Umesh Dwivedi (born 1 August 1969) is an Indian politician from the Bharatiya Janata Party (BJP) who serves as a Member of the Uttar Pradesh Legislative Council from the Lucknow Teachers' constituency.

== Early life and education ==
Umesh Dwivedi was born in Lalganj, Uttar Pradesh, to father Surya Narayan Dwivedi and mother Manorama. Dwivedi studied at Hemwati Nandan Bahuguna Postgraduate College, Lalganj, Pratapgarh, earning Bachelor of Education and MA degrees.

== Teaching career ==
Dwivedi established Saraswati Vidya Mandir Inter College in Arkha, Unchahar, Rae Bareli, where he also worked as a teacher.

== Political career ==
Dwivedi first contested the Lucknow Teachers' constituency in the 2008 Uttar Pradesh Legislative Council election but was unsuccessful.
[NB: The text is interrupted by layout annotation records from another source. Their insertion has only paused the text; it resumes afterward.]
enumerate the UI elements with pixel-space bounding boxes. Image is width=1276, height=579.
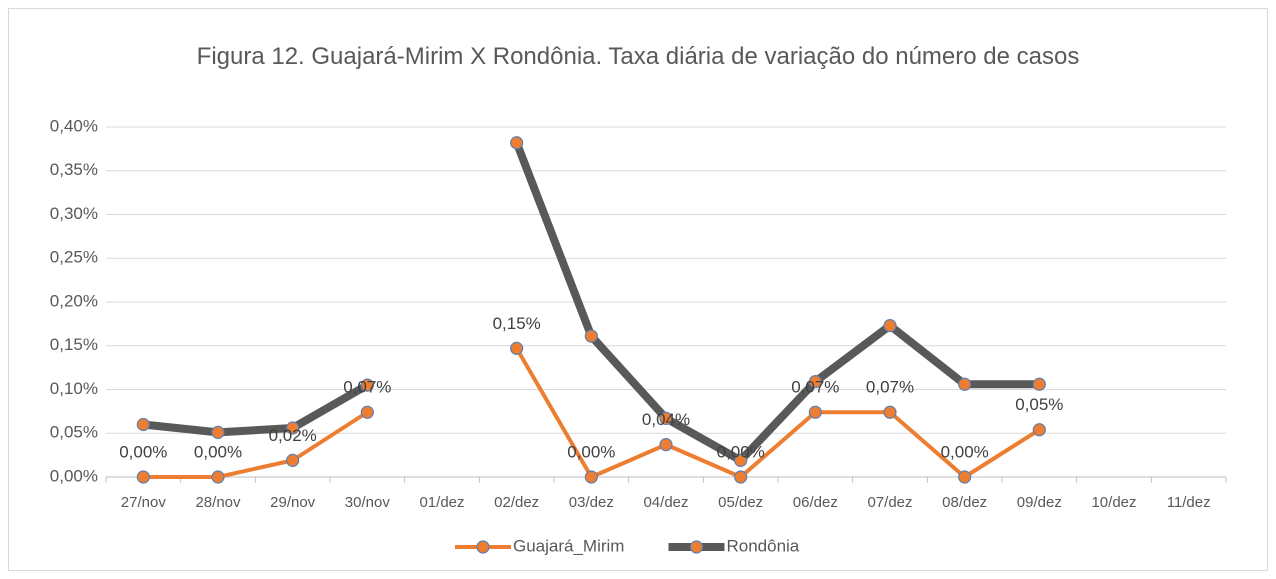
data-label: 0,00% <box>119 442 167 461</box>
chart-border <box>8 8 1268 571</box>
x-tick-label: 06/dez <box>793 494 838 511</box>
marker <box>808 375 822 389</box>
y-tick-label: 0,20% <box>50 291 98 310</box>
y-tick-label: 0,40% <box>50 116 98 135</box>
x-tick-label: 30/nov <box>345 494 391 511</box>
marker <box>883 319 897 333</box>
y-tick-label: 0,25% <box>50 248 98 267</box>
y-tick-label: 0,10% <box>50 379 98 398</box>
data-label: 0,02% <box>269 426 317 445</box>
y-tick-label: 0,05% <box>50 423 98 442</box>
legend-label: Guajará_Mirim <box>513 536 624 555</box>
series-line <box>142 141 1040 465</box>
marker <box>1032 423 1046 437</box>
x-tick-label: 07/dez <box>867 494 912 511</box>
x-tick-label: 03/dez <box>569 494 614 511</box>
marker <box>958 377 972 391</box>
marker <box>659 411 673 425</box>
y-tick-label: 0,35% <box>50 160 98 179</box>
marker <box>211 470 225 484</box>
x-tick-label: 29/nov <box>270 494 316 511</box>
marker <box>510 341 524 355</box>
marker <box>211 425 225 439</box>
legend-marker <box>476 540 490 554</box>
y-tick-label: 0,30% <box>50 204 98 223</box>
marker <box>584 329 598 343</box>
legend-marker <box>689 540 704 554</box>
marker <box>584 470 598 484</box>
data-label: 0,04% <box>642 410 690 429</box>
x-tick-label: 08/dez <box>942 494 987 511</box>
data-label: 0,00% <box>567 442 615 461</box>
data-label: 0,00% <box>941 442 989 461</box>
data-label: 0,05% <box>1015 395 1063 414</box>
data-label: 0,07% <box>791 378 839 397</box>
marker <box>808 405 822 419</box>
x-tick-label: 04/dez <box>643 494 688 511</box>
data-label: 0,15% <box>493 314 541 333</box>
marker <box>734 453 748 467</box>
x-tick-label: 02/dez <box>494 494 539 511</box>
marker <box>360 378 374 392</box>
marker <box>136 417 150 432</box>
x-tick-label: 28/nov <box>195 494 241 511</box>
marker <box>1032 377 1046 391</box>
data-label: 0,07% <box>343 378 391 397</box>
marker <box>360 405 374 419</box>
data-label: 0,00% <box>194 442 242 461</box>
marker <box>510 136 524 150</box>
marker <box>734 470 748 484</box>
x-tick-label: 01/dez <box>419 494 464 511</box>
x-tick-label: 10/dez <box>1091 494 1136 511</box>
x-tick-label: 05/dez <box>718 494 763 511</box>
x-tick-label: 27/nov <box>121 494 167 511</box>
data-label: 0,00% <box>717 442 765 461</box>
marker <box>136 470 150 484</box>
x-tick-label: 09/dez <box>1017 494 1062 511</box>
x-tick-label: 11/dez <box>1167 494 1211 511</box>
chart-title: Figura 12. Guajará-Mirim X Rondônia. Tax… <box>196 43 1080 70</box>
data-label: 0,07% <box>866 378 914 397</box>
marker <box>286 453 300 467</box>
marker <box>659 438 673 452</box>
marker <box>883 405 897 419</box>
marker <box>286 421 300 435</box>
y-tick-label: 0,15% <box>50 335 98 354</box>
series-line <box>143 347 1041 479</box>
y-tick-label: 0,00% <box>50 466 98 485</box>
legend-label: Rondônia <box>726 536 799 555</box>
marker <box>958 470 972 484</box>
In 2014, he contested the same constituency as an Independent candidate and was elected to the Uttar Pradesh Legislative Council.

In November 2019, Dwivedi officially joined the Bharatiya Janata Party (BJP). He contested as a BJP candidate in the 2020 Uttar Pradesh Legislative Council election, receiving 7,065 votes and defeating opponent Dr. Mahendra Nath Rai by a margin of 3,247 votes, securing his second term.

In May 2026, the BJP announced Dwivedi as its candidate for the Lucknow Teachers' constituency for the 2026 election.

== Personal life ==
Dwivedi is married to Rita Dwivedi, a primary school teacher.